Se uns mais dados a visões de espíritos e deidades achavam que isso era bem possível, sem contudo quererem identificar a sua consorte, outros mais psicológicos consideravam que no homem havia a mulher e na mulher o homem, e que não se podia ter a certeza se a relação sexual onírica não tinha sido com a sua anima, a sua parte feminina, quem sabe se a definhar no isolamento austero do mosteiro e por isso reclamando a sua parte.
"Nem
só de ideias, renúncias e orações vive o homem", afirmavam uns, enquanto que outros defendiam que a sensibilidade imaginativa, amorosa e compassiva, a anima feminina, vive tanto na psique e animus masculino, como no corpo e não deve ser ostracizada e condenada mas apenas controlada.

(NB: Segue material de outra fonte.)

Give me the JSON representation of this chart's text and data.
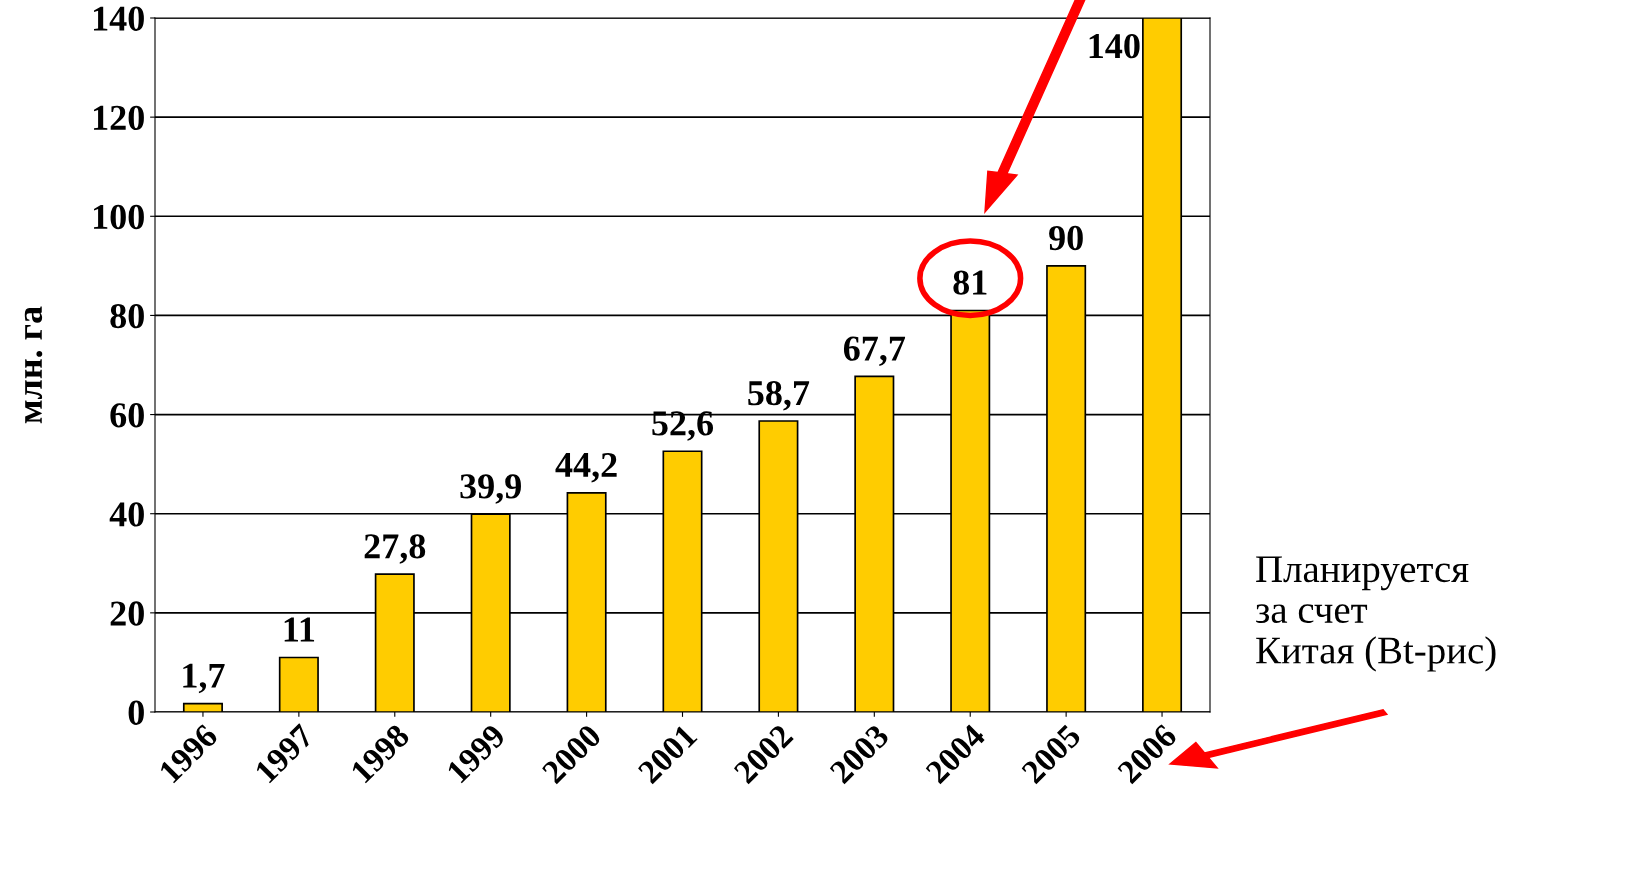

Os debates prolongaram-se por meses, e os mais experimentados nas lutas ascéticas da juventude não consideravam o caso grave: era natural que a energia seminal saísse de tempos a tempos pois a perfeição do arhat residia na sua capacidade de exercer a consciência de modo perfeito enquanto desperto e vigilante, mas que não se lhe podia pedir que controlasse o corpo, quando este estava adormecido.

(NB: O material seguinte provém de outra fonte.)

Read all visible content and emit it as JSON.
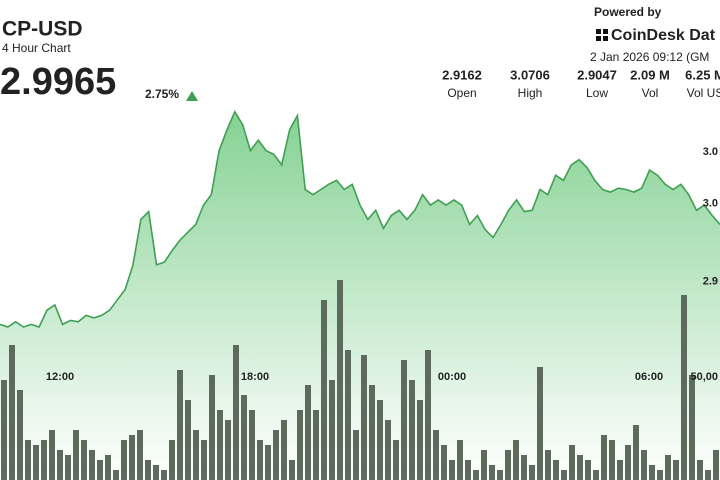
{
  "header": {
    "symbol": "CP-USD",
    "subtitle": "4 Hour Chart",
    "price": "2.9965",
    "change": "2.75%",
    "powered_by": "Powered by",
    "brand": "CoinDesk Dat",
    "timestamp": "2 Jan 2026 09:12 (GM",
    "stats": [
      {
        "value": "2.9162",
        "label": "Open"
      },
      {
        "value": "3.0706",
        "label": "High"
      },
      {
        "value": "2.9047",
        "label": "Low"
      },
      {
        "value": "2.09 M",
        "label": "Vol"
      },
      {
        "value": "6.25 M",
        "label": "Vol US"
      }
    ]
  },
  "chart_data": {
    "type": "line",
    "color": "#3f9f52",
    "values": [
      2.907,
      2.905,
      2.909,
      2.905,
      2.907,
      2.905,
      2.918,
      2.922,
      2.907,
      2.91,
      2.909,
      2.914,
      2.912,
      2.914,
      2.918,
      2.926,
      2.934,
      2.953,
      2.988,
      2.994,
      2.953,
      2.955,
      2.964,
      2.972,
      2.978,
      2.984,
      2.999,
      3.007,
      3.041,
      3.057,
      3.071,
      3.061,
      3.041,
      3.049,
      3.041,
      3.038,
      3.03,
      3.057,
      3.068,
      3.011,
      3.007,
      3.011,
      3.015,
      3.018,
      3.011,
      3.015,
      2.999,
      2.988,
      2.995,
      2.981,
      2.991,
      2.995,
      2.988,
      2.995,
      3.007,
      2.999,
      3.003,
      2.999,
      3.003,
      2.999,
      2.984,
      2.991,
      2.98,
      2.974,
      2.984,
      2.995,
      3.003,
      2.994,
      2.995,
      3.011,
      3.007,
      3.022,
      3.018,
      3.03,
      3.034,
      3.028,
      3.018,
      3.011,
      3.009,
      3.012,
      3.011,
      3.009,
      3.012,
      3.026,
      3.022,
      3.015,
      3.011,
      3.015,
      3.007,
      2.995,
      2.999,
      2.991,
      2.984
    ],
    "ylim": [
      2.895,
      3.08
    ],
    "yticks": [
      {
        "value": 3.04,
        "label": "3.0"
      },
      {
        "value": 3.0,
        "label": "3.0"
      },
      {
        "value": 2.94,
        "label": "2.9"
      }
    ],
    "x_labels": [
      "12:00",
      "18:00",
      "00:00",
      "06:00"
    ],
    "volume": {
      "color": "#5d6b5c",
      "ylim": [
        0,
        100000
      ],
      "yticks": [
        {
          "value": 50000,
          "label": "50,00"
        }
      ],
      "values": [
        50000,
        67500,
        45000,
        20000,
        17500,
        20000,
        25000,
        15000,
        12500,
        25000,
        20000,
        15000,
        10000,
        12500,
        5000,
        20000,
        22500,
        25000,
        10000,
        7500,
        5000,
        20000,
        55000,
        40000,
        25000,
        20000,
        52500,
        35000,
        30000,
        67500,
        42500,
        35000,
        20000,
        17500,
        25000,
        30000,
        10000,
        35000,
        47500,
        35000,
        90000,
        50000,
        100000,
        65000,
        25000,
        62500,
        47500,
        40000,
        30000,
        20000,
        60000,
        50000,
        40000,
        65000,
        25000,
        17500,
        10000,
        20000,
        10000,
        5000,
        15000,
        7500,
        5000,
        15000,
        20000,
        12500,
        7500,
        56500,
        15000,
        10000,
        5000,
        17500,
        12500,
        10000,
        5000,
        22500,
        20000,
        10000,
        17500,
        27500,
        15000,
        7500,
        5000,
        12500,
        10000,
        92500,
        52500,
        10000,
        5000,
        15000
      ]
    }
  }
}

Pensava-se no que o Buddha diria, e se ele alguma vez sonhara com a sua bela mulher, e se por acaso alguma vez tivera uma polução nocturna, sobretudo quando no parque das Gazelas, algumas cortesãs de corpos mais plenos o rodeavam embevecidas pelo Amor que dele emanava. Mas onde estaria ele naquele momento, para lhes dissipar as nuvens das dúvidas?
Dissolvido o seu ego,
restava ainda alguma entidade que os pudesse ajudar? Sempre haveria um espírito-alma individual que continuava a inspirar os que o invocavam ou os que tinham entrado no nobre caminho óctuplo da Verdade?

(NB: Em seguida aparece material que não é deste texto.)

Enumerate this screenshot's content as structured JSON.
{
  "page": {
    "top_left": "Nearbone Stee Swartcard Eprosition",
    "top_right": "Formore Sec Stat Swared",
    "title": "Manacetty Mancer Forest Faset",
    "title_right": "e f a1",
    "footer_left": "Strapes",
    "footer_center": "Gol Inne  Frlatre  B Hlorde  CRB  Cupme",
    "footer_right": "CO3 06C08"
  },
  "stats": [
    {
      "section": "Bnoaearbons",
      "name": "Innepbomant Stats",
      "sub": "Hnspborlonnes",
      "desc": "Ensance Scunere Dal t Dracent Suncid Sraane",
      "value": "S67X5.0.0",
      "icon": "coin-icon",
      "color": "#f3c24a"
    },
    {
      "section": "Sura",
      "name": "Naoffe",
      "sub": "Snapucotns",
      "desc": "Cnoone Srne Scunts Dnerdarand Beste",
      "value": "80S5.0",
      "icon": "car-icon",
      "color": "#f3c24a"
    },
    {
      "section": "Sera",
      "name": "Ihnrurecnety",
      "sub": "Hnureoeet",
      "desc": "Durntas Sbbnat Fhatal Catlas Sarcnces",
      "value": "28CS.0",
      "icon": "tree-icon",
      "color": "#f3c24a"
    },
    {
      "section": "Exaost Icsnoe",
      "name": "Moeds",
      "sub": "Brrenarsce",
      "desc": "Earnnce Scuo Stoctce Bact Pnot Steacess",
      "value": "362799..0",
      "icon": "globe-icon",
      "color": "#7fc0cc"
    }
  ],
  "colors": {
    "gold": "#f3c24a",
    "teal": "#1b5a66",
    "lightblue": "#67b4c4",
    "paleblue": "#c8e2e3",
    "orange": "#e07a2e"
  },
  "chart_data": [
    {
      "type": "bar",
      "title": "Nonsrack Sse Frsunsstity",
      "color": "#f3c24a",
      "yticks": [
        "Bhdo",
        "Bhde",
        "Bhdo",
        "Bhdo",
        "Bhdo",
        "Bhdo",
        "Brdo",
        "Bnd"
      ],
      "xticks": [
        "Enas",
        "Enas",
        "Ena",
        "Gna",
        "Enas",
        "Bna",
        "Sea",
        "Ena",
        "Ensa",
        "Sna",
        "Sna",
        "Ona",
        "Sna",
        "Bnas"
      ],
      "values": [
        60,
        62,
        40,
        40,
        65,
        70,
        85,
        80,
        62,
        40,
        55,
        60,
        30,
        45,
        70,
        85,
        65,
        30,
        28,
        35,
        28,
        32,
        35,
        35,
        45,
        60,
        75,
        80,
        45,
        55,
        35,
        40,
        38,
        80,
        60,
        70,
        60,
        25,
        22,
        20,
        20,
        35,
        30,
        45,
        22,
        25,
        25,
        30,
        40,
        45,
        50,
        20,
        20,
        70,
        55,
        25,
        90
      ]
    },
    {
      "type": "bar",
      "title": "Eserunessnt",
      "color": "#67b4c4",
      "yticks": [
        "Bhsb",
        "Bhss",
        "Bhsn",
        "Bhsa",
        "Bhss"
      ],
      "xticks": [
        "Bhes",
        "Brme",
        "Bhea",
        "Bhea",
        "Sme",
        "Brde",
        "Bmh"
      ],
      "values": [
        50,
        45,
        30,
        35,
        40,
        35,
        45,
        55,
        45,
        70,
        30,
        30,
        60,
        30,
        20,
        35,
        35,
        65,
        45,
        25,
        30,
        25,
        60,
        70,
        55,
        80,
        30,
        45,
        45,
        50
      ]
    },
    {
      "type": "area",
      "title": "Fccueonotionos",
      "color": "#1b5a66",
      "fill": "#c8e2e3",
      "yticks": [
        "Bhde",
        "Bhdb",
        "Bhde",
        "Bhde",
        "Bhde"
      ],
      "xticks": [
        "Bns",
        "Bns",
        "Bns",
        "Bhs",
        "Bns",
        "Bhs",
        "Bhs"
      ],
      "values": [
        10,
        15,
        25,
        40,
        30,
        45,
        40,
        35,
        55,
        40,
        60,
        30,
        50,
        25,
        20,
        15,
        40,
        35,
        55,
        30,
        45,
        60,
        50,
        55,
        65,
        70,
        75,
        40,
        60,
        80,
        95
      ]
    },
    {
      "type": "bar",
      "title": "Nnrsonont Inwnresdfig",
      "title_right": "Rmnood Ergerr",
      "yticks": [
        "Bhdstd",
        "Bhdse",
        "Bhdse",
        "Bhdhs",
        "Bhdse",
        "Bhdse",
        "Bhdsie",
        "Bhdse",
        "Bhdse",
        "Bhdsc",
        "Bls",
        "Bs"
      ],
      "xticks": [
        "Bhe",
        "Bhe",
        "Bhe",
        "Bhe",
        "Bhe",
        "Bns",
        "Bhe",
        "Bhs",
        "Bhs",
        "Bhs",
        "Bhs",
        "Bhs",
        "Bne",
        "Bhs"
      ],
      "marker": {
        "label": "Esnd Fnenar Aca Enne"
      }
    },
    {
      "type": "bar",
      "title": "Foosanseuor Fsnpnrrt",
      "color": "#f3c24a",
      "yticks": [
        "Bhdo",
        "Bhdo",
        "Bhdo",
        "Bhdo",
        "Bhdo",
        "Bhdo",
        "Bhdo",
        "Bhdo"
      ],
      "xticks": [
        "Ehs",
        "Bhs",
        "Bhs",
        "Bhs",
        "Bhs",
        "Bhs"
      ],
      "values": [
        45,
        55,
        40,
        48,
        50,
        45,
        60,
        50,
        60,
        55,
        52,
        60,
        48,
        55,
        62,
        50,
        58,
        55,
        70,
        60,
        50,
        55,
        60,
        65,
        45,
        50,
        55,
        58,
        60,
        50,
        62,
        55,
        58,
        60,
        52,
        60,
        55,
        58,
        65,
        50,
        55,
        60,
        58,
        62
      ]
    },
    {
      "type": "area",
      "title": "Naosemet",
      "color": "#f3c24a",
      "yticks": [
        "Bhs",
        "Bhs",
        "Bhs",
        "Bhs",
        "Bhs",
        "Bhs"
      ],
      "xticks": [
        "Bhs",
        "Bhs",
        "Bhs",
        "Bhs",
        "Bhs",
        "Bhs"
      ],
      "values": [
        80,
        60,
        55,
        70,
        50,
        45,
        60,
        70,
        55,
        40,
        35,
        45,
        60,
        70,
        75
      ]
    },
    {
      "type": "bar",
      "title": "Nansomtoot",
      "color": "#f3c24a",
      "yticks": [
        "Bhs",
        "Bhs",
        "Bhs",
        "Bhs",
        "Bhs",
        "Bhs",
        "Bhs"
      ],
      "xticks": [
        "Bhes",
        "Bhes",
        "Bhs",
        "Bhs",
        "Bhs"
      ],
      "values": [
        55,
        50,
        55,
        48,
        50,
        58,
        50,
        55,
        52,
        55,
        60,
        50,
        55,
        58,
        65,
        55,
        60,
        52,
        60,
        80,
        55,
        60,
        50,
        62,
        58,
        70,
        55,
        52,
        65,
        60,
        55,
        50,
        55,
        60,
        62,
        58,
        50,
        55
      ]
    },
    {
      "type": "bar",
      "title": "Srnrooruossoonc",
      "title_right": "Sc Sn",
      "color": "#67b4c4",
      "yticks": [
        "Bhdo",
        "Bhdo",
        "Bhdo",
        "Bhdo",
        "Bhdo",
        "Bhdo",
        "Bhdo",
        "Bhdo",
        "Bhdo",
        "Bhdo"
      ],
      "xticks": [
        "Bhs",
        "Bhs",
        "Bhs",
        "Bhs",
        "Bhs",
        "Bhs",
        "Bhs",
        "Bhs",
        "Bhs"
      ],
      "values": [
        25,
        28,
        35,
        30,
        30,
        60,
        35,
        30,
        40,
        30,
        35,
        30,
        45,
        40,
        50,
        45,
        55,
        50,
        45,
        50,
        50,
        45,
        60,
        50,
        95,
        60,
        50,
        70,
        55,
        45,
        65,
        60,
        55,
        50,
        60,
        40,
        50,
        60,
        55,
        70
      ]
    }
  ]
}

Por fim triunfou a voz da razão compassiva: nada se deve dogmatizar e absolutizar, e poderia alguma vez estar Prajna, a elevada sabedoria do discernimento luminoso, alcançada e exercida pelos Arhats e Bodhisatvas, dependente e limitada pelos sonhos e uma necessidade psico-somática?
O arhat respirou fundo:
poderia continuar a exercer-se nas práticas contemplativas já não
só da vacuidade de todos os seres e coisas, agarrado a tal como tábua de salvação no oceano de Mara, mas admitir que a
sua alma profunda lhe transmitisse vislumbres do eterno feminino, da deusa e shakti (energia) interna dentro de si.
Veio a constar mais tarde que, dias depois, o arhat sonhou que dentro de si uma grande serpente perdera a pele velha e se transformara numa bela princesa e, dando-lhe a mão, sussurara: "Eu sou tu, tu és eu", e que nesse momento o seu ser unido a ela se expandira no universo, vivenciando a compaixão e felicidade mais intensas que jamais experimentara ou conceberia, chegando por fim a uma ilha do Amor Búdico. Quando, à hora da partida da Terra, transmitiu aos companheiros e discípulos o testamento anímico da sua vida, e estes o assimilaram e revelaram depois aos outros, um novo debate se iniciou:
Deveremos admitir e procurar, no seio do subtil Oceano cósmico, uma ilha do Amor, a ilha
dos Amores, as ilhas do Amor, e serão elas utópicas ou reais, imortais ou nirvânicas?